NAME

anarch - A script for creating offline copies of websites

VERSION

0.03 (alpha)

SYNOPSIS

anarch -start=http://www.example.com/some_page.html           \
     [ -root=http://www.example.com ]                         \
     [ -exclude='^http://www\.example\.com/dont-want-this/' ] \
     [ -save-as=folder\ name ]                                \
     [ -depth=5 ]                                             \
     [ -run-scripts ]                                         \
     [ -remove-scripts ]                                      \
     [ -dom ]                                                 \
     [ -sync ]                                                \
     [ -add-extensions ]

DESCRIPTION

anarch is a script for creating offline copies of websites. It downloads a website, correcting links in pages and style sheets so that they are all relative (and all links outside the root directory are absolute), and removing '<base href>' tags. It can also run scripts in pages (to find out which files the scripts use or to save pages with generated content) and remove scripts.

OPTIONS

-start=...

The page to start on

-root=...

Only get URLs beginning with this. If this is omitted, -start is used, trimmed to the last slash.

-exclude=...

Regular expression for URLs to be excluded

-save-as=...

Where to save it. If this is omitted, the last path segment of -root is used.

-depth=...

How many links to follow one after the other before going back

-run-scripts

Run scripts in HTML pages. This will be used to find which files the scripts need, so that those can be fetched as well. It is not always guaranteed that this will work, as some scripts have absolute URLs hard-coded.

-remove-scripts

Remove scripts from HTML pages. This can be used in conjunction with -run-scripts to save generated content while removing the scripts that generated it. -remove-scripts implies -dom.

-dom

Save the HTML DOM, possibly modified by scripts or -remove-scripts. Without this, the only changes to the DOM that are saved are those made to links to make them relative.

-sync

Synchronise mode: Only files that have changed since the last download will be downloaded if this option is given.

-add-extensions

This feature is highly experimental. Use it at your own risk!

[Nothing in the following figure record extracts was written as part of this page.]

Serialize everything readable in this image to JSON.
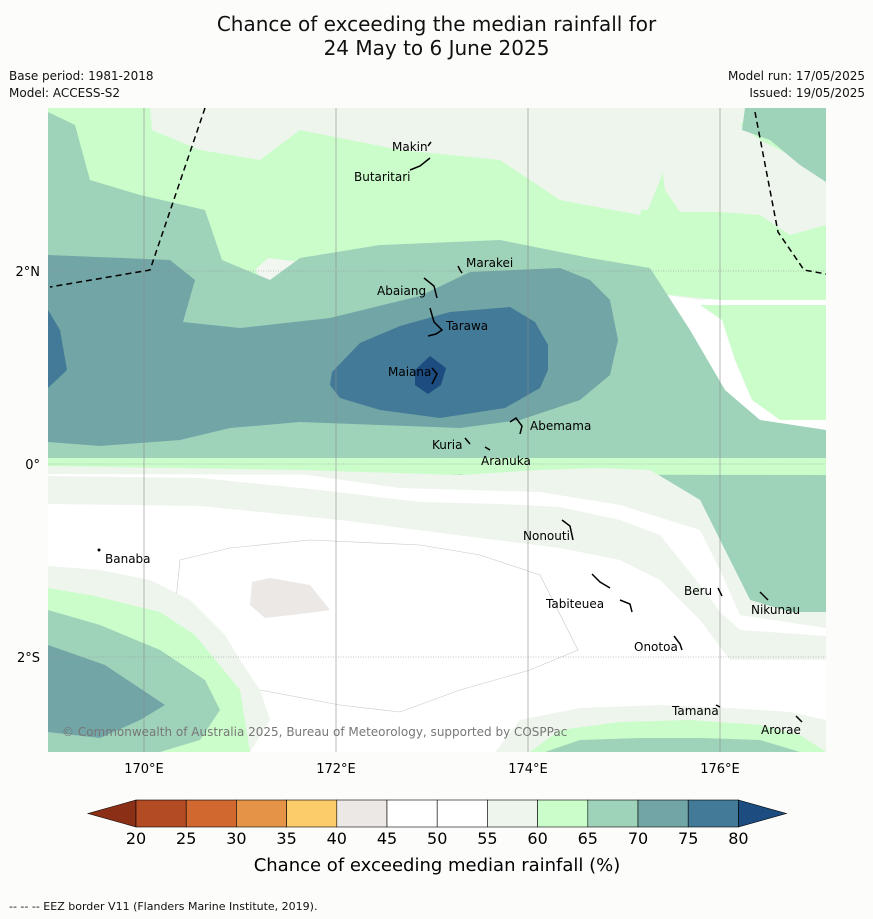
{
  "title_line1": "Chance of exceeding the median rainfall for",
  "title_line2": "24 May to 6 June 2025",
  "base_period": "Base period: 1981-2018",
  "model": "Model: ACCESS-S2",
  "model_run": "Model run: 17/05/2025",
  "issued": "Issued: 19/05/2025",
  "copyright": "© Commonwealth of Australia 2025, Bureau of Meteorology, supported by COSPPac",
  "lon_labels": [
    "170°E",
    "172°E",
    "174°E",
    "176°E"
  ],
  "lat_labels": [
    "2°N",
    "0°",
    "2°S"
  ],
  "places": [
    {
      "name": "Makin"
    },
    {
      "name": "Butaritari"
    },
    {
      "name": "Marakei"
    },
    {
      "name": "Abaiang"
    },
    {
      "name": "Tarawa"
    },
    {
      "name": "Maiana"
    },
    {
      "name": "Abemama"
    },
    {
      "name": "Kuria"
    },
    {
      "name": "Aranuka"
    },
    {
      "name": "Nonouti"
    },
    {
      "name": "Banaba"
    },
    {
      "name": "Beru"
    },
    {
      "name": "Nikunau"
    },
    {
      "name": "Tabiteuea"
    },
    {
      "name": "Onotoa"
    },
    {
      "name": "Tamana"
    },
    {
      "name": "Arorae"
    }
  ],
  "colorbar": {
    "title": "Chance of exceeding median rainfall (%)",
    "ticks": [
      "20",
      "25",
      "30",
      "35",
      "40",
      "45",
      "50",
      "55",
      "60",
      "65",
      "70",
      "75",
      "80"
    ],
    "colors": [
      "#b34b24",
      "#d0682f",
      "#e59447",
      "#fccb6a",
      "#ece8e6",
      "#ffffff",
      "#ffffff",
      "#edf5ec",
      "#cbfdcb",
      "#9ed2b9",
      "#72a5a6",
      "#437a97"
    ],
    "under_color": "#8c2f17",
    "over_color": "#1c4c80"
  },
  "footer": "--  --  -- EEZ border V11 (Flanders Marine Institute, 2019)."
}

This adds extensions to files based on the MIME type, if the file does not already have an appropriate extension. (This exists for the sake of picky web browsers that refuse to open certain files.)

It currently has four problems with it: The start page never gets an extension added; index.html is sometimes saved as index.html.html; images and style sheets never get extensions added, unless they are linked to directly (via <a href...>); and extra HEAD requests are made (far more than necessary), which slow things down to a crawl.

BUGS

If you find any bugs, please e-mail the author.

This program doesn't take redirection into account.

It doesn't work with pages that have an explicit encoding in the source code.

It doesn't work with pages not in UTF-8. (It would need to apply a charset attribute to various elements or save the page in the original encoding.)

Style attributes containing URLs get mangled.

When URLs in CSS style sheets are made relative, they are not properly escaped, so quotation marks may produce invalid CSS.

The -run-scripts option causes the script to eat up all your memory.

If a scripts browses to another page and -dom or -remove-scripts is specified, then the wrong DOM tree is serialised.

There is no way to set the local IP address to bind to. But you can use this nutty workaround, which requires Hook::WrapSub:

perl -sS -MHook::WrapSub -MIO::Socket::INET \
  -M'less Hook::WrapSub::wrap_subs
    sub{push @_, LocalAddr => "10.10.10.205" },
    "IO::Socket::INET::new"' \
  anarch ...

There are not enough tests yet.

If you run anarch as an argument to perl, and you are using perl 5.8.8 or lower, you will need to call perl with the -s option.

SINE QUIBUS NON

This program requires perl 5.8.3 or higher (5.8.4 or higher recommended) and the following CPAN modules:

WWW::Scripter

CSS::DOM 0.03 or higher

URI

File::Slurp

LWP 5.815 or higher

HTML::DOM 0.025 or higher

WWW::Scripter::Plugin::Ajax is required for the -run-scripts option to work.

AUTHOR & COPYLEFT

Copyright (C) 2009, Father Chrysostomos (sprout at, um, cpan dot org)

This program is free software; you may redistribute or modify it (or both) under the same terms as perl.